Je trouve cette remarque assez extraordinaire pour ne pas dire de mauvaise foi et d’une malhonnêteté intellectuelle remarquable. Je ne connais que très peu les écrits de cette dame, en revanche, je connais (un peu) les conférences d’Henri Guillemin.
L’histoire officielle est précisément basée sur « les traités et mémorandums historiques ». Que ceux-ci aient des « obédiences intellectuelles ou philosophiques » est laissé à l’appréciation de chacun.
A titre personnel, je n’ai jamais été membre d’aucun parti politique ni d’association militante, donc je n’ai pas de « cheval dans cette course » pour reprendre un dicton anglais. J’analyse et je m’efforce de faire preuve d’une certaine objectivité, ce qui ne veut pas dire que je reste impassible. Je peux même dire que mes convictions, le fil rouge, si vous voulez, n’ont pas dévié d’un poil en 50 ans.

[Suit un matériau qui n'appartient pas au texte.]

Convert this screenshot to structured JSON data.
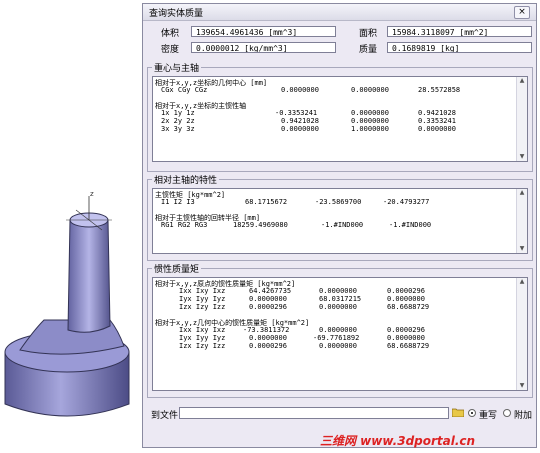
{
  "dialog": {
    "title": "查询实体质量",
    "close_label": "×"
  },
  "props": {
    "volume_label": "体积",
    "volume_value": "139654.4961436 [mm^3]",
    "area_label": "面积",
    "area_value": "15984.3118097 [mm^2]",
    "density_label": "密度",
    "density_value": "0.0000012 [kg/mm^3]",
    "mass_label": "质量",
    "mass_value": "0.1689819 [kg]"
  },
  "centroid": {
    "title": "重心与主轴",
    "line1": "相对于x,y,z坐标的几何中心 [mm]",
    "cog": [
      "CGx CGy CGz",
      "0.0000000",
      "0.0000000",
      "28.5572858"
    ],
    "line2": "相对于x,y,z坐标的主惯性轴",
    "axes": [
      [
        "1x  1y  1z",
        "-0.3353241",
        "0.0000000",
        "0.9421028"
      ],
      [
        "2x  2y  2z",
        "0.9421028",
        "0.0000000",
        "0.3353241"
      ],
      [
        "3x  3y  3z",
        "0.0000000",
        "1.0000000",
        "0.0000000"
      ]
    ]
  },
  "principal": {
    "title": "相对主轴的特性",
    "line1": "主惯性矩 [kg*mm^2]",
    "moments": [
      "I1  I2  I3",
      "68.1715672",
      "-23.5869700",
      "-20.4793277"
    ],
    "line2": "相对于主惯性轴的回转半径 [mm]",
    "radii": [
      "RG1 RG2 RG3",
      "18259.4969080",
      "-1.#IND000",
      "-1.#IND000"
    ]
  },
  "inertia": {
    "title": "惯性质量矩",
    "line1": "相对于x,y,z原点的惯性质量矩 [kg*mm^2]",
    "origin": [
      [
        "Ixx Ixy Ixz",
        "64.4267735",
        "0.0000000",
        "0.0000296"
      ],
      [
        "Iyx Iyy Iyz",
        "0.0000000",
        "68.0317215",
        "0.0000000"
      ],
      [
        "Izx Izy Izz",
        "0.0000296",
        "0.0000000",
        "68.6688729"
      ]
    ],
    "line2": "相对于x,y,z几何中心的惯性质量矩 [kg*mm^2]",
    "center": [
      [
        "Ixx Ixy Ixz",
        "-73.3811372",
        "0.0000000",
        "0.0000296"
      ],
      [
        "Iyx Iyy Iyz",
        "0.0000000",
        "-69.7761892",
        "0.0000000"
      ],
      [
        "Izx Izy Izz",
        "0.0000296",
        "0.0000000",
        "68.6688729"
      ]
    ]
  },
  "footer": {
    "file_label": "到文件",
    "file_value": "",
    "overwrite_label": "重写",
    "append_label": "附加"
  },
  "watermark": "三维网 www.3dportal.cn"
}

Quant à vous, je ne sais pas de quel bord vous argumentez, ni si vous avez un agenda, ce qui, par ailleurs, ne me poserait aucun problème, mais pour une discussion franche, il faut de la transparence.
Je sais qu’il n’y avait pas internet à l’époque de Ronald Reagan. Je sais également que le programme de John Pointdexter Total Information Awareness TIA de l’agence du Département de la Défense DARPA, muté en Terrorisme Information Awareness pour faire plus crédible, date de 2002, que Christine Maxwell, fille de Robert Maxwell, avait fondé sa société d’analyse de données Chiliad Inc en 1999 et que Le programme PROMIS de la société Inslaw fut piraté par le Département de Justice DOJ en 1982. Est-ce pour faire étalage de vos connaissances ou est-ce pour faire avancer le schmilblick ?
Encore une fois, cher monsieur, ou madame, au lieu d’attribuer s y s t é m a t i q u e m e n t la note 1, avent même d’avoir lu le commentaire, ou l’essai, en l’occurrence, ayez s’il vous plaît la bravoure de vous exprimer.